The cave entrance is located in the vicinity of a panoramic viewpoint, whence it is possible to observe most of the Gorizia Karst, including Doberdob Lake. Because of its location, during World War I, the Austro-Hungarian Army used the first part of the cave as an observation post and placed an artillery battery in it. The Italian Army also used the cavity when occupying the area. Still now, the remains of a small plaque dedicated to an Italian Artillery Regiment can be seen next to the entrance.

==Fauna==

In the last decades, the cave was known to be the refuge of an important bat colony, including some hundred specimens. Bat species are the common bent-wing bat Miniopterus schreibersiii and the Mediterranean horseshoe bat Rhinolophus euryale. Recently, the colony has strongly decreased and, at certain periods of the year, is completely absent. A fair number of individuals (about 30) has recently been observed between September and October, the breeding season, immediately prior to hibernation. Why the colony has decreased and where individuals move throughout the year are still unknown.
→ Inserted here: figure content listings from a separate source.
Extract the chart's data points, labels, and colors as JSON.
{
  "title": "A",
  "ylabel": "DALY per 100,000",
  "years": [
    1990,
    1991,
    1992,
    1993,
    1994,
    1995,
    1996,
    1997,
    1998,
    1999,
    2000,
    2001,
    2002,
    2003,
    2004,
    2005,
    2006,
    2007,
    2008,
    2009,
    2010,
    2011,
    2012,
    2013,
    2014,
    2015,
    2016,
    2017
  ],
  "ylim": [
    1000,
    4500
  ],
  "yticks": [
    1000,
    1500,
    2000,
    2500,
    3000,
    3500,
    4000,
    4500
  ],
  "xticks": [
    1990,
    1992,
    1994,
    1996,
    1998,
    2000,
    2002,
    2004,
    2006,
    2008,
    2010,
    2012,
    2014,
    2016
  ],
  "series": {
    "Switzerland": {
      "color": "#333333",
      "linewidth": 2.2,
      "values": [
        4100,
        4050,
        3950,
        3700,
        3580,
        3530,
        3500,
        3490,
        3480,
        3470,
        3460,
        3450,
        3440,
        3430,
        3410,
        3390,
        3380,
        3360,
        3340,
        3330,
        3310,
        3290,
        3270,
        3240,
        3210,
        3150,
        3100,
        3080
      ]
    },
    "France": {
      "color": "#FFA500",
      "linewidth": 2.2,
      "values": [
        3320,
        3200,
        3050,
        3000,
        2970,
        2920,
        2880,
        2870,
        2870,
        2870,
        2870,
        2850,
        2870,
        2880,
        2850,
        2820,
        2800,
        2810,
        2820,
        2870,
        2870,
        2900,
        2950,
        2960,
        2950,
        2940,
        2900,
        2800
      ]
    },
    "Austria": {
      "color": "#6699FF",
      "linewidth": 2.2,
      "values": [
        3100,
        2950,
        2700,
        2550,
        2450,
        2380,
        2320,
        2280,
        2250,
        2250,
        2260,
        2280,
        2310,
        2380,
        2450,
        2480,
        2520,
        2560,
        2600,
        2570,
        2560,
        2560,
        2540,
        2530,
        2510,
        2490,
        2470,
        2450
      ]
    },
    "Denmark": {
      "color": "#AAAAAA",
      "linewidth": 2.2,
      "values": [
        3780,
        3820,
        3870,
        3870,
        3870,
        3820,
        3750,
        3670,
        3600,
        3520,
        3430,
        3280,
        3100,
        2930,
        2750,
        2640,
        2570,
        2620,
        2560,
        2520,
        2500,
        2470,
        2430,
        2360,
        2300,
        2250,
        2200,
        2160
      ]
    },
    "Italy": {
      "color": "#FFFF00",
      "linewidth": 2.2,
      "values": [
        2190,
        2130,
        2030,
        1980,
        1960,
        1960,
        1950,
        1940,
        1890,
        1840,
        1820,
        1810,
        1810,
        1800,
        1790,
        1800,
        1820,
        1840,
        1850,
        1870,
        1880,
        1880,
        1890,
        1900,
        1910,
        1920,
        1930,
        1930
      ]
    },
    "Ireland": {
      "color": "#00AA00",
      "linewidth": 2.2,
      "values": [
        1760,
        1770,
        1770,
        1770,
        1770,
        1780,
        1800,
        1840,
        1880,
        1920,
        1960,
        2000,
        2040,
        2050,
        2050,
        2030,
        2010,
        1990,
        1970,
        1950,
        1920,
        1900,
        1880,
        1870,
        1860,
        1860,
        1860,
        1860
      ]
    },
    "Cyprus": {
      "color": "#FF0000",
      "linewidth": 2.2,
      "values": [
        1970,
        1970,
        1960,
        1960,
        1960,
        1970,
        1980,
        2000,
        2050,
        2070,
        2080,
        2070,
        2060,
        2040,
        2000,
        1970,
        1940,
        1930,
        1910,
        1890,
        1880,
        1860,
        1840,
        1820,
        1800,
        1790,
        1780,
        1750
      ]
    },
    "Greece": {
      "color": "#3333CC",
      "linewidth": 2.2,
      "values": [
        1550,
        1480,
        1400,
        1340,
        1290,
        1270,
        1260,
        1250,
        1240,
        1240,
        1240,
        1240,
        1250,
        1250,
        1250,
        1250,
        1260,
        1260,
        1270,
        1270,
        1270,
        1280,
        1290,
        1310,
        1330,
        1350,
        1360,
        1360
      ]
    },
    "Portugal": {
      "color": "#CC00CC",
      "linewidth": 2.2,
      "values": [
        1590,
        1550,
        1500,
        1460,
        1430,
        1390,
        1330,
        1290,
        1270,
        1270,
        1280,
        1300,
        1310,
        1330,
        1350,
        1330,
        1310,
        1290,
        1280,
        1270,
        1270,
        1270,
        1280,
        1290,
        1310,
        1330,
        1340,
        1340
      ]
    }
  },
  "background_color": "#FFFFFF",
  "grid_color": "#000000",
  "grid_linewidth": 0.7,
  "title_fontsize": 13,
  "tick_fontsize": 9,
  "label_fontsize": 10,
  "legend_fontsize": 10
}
The Bat colony causes a huge amount of bat guano to accumulate in the innermost part of the cave. A large invertebrate community developed using guano as primary food source. Invertebrates are cave dwelling species typical of the Karst area. Troglobites include woodlouses Alpioniscus strasseri and Androniscus stygius, and the round fungus beetle Bathysciotes khevenhulleri tergestinus. Troglophiles include the spiders Nesticus eremita and Troglohyphantes excavatus, the cave cricket Troglophilus neglectus, the cricket Gryllomorpha dalmatina, the moth Scoliopteryx libatrix, the fly Limonia nubeculosa and an unidentified phorid fly species, the ground beetles Laemostenus cavicola and Laemostenus elongatus, and the rove beetle Atheta spelaea.